A quasi-compliment, Curtis thought, but dipped in Brio, the bitter Italian soft drink.
“I’m sure I can squeeze four into Lux, even on a Saturday. See you then,” she said while tapping out a note to her assistant to set up the reservation. “And Curtis…this is going to be some new sort of fun. Can’t wait.”
Buoyed by her enthusiasm, Curtis sung along to his satellite radio’s Pop channel all his way home.

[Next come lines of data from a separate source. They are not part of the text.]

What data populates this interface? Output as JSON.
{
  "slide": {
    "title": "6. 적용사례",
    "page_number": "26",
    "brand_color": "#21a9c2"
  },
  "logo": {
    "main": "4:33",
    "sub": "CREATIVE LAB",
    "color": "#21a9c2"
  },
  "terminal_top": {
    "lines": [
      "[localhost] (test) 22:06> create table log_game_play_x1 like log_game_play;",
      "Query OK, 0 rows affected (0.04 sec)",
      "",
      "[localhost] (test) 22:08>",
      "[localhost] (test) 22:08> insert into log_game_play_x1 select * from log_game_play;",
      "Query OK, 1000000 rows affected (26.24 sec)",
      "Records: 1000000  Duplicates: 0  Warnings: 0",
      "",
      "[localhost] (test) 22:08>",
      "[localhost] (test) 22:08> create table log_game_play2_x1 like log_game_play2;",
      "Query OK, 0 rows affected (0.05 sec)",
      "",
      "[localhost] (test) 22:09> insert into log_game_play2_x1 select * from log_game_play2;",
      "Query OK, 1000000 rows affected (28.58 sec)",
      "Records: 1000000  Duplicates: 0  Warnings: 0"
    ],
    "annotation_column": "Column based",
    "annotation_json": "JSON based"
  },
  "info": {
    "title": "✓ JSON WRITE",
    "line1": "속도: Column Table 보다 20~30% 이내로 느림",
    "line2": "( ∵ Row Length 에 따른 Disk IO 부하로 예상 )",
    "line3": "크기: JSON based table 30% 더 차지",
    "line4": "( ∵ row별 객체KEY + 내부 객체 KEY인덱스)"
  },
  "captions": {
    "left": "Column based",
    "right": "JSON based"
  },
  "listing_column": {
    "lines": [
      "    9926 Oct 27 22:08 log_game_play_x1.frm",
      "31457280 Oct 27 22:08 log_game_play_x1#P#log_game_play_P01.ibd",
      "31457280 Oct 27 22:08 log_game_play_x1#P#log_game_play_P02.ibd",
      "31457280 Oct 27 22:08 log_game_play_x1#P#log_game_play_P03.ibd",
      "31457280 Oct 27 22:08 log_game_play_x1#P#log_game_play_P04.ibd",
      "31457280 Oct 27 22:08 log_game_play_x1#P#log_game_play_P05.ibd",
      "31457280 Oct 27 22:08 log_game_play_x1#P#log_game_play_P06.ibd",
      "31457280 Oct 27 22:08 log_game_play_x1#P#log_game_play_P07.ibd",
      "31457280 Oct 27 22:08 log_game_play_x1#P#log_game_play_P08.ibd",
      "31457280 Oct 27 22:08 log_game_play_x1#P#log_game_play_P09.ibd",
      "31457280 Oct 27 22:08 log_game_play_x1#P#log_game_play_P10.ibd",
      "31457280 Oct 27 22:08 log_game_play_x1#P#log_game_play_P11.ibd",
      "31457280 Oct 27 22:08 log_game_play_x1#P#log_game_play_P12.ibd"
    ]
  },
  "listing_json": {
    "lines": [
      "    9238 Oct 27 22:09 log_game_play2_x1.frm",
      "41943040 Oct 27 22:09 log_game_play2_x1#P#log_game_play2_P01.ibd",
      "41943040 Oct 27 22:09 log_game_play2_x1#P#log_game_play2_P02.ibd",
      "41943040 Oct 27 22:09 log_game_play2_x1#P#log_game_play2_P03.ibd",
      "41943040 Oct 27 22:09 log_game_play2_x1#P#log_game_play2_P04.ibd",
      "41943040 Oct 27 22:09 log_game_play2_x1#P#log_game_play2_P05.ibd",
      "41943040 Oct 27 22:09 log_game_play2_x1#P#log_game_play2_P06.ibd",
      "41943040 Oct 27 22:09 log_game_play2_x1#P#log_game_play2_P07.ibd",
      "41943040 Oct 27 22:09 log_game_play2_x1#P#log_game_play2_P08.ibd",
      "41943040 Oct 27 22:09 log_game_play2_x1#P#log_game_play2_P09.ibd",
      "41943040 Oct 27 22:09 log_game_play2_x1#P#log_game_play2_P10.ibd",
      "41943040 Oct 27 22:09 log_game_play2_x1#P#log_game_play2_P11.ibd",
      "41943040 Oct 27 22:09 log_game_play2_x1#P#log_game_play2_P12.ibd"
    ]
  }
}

The only matter still stuck in his craw was how he was going to explain to Miranda that she would be spending Saturday night with the dreaded Lisa Mankoff.
But as is often the case with fear, all his worrying was for naught, though.
Because when Curtis came home, he found Miranda’s note.
The one that explained that Patrick had told her everything as soon as he left his office.
The one that explained that Lisa Mankoff had not only sent out a media release about her association to Curtis and The Spin, but that her assistant had tracked down Miranda on her cellphone to tell her about Saturday’s reservation.
The one that explained that she’s leaving. And not quietly either.
The one that explained that as his long-term companion, his common-law wife, she’s suing him for half his assets. Now.
The roulette wheel and the casinos and the publicity would have to wait. At this moment, The Spin was taking place inside Curtis’s head.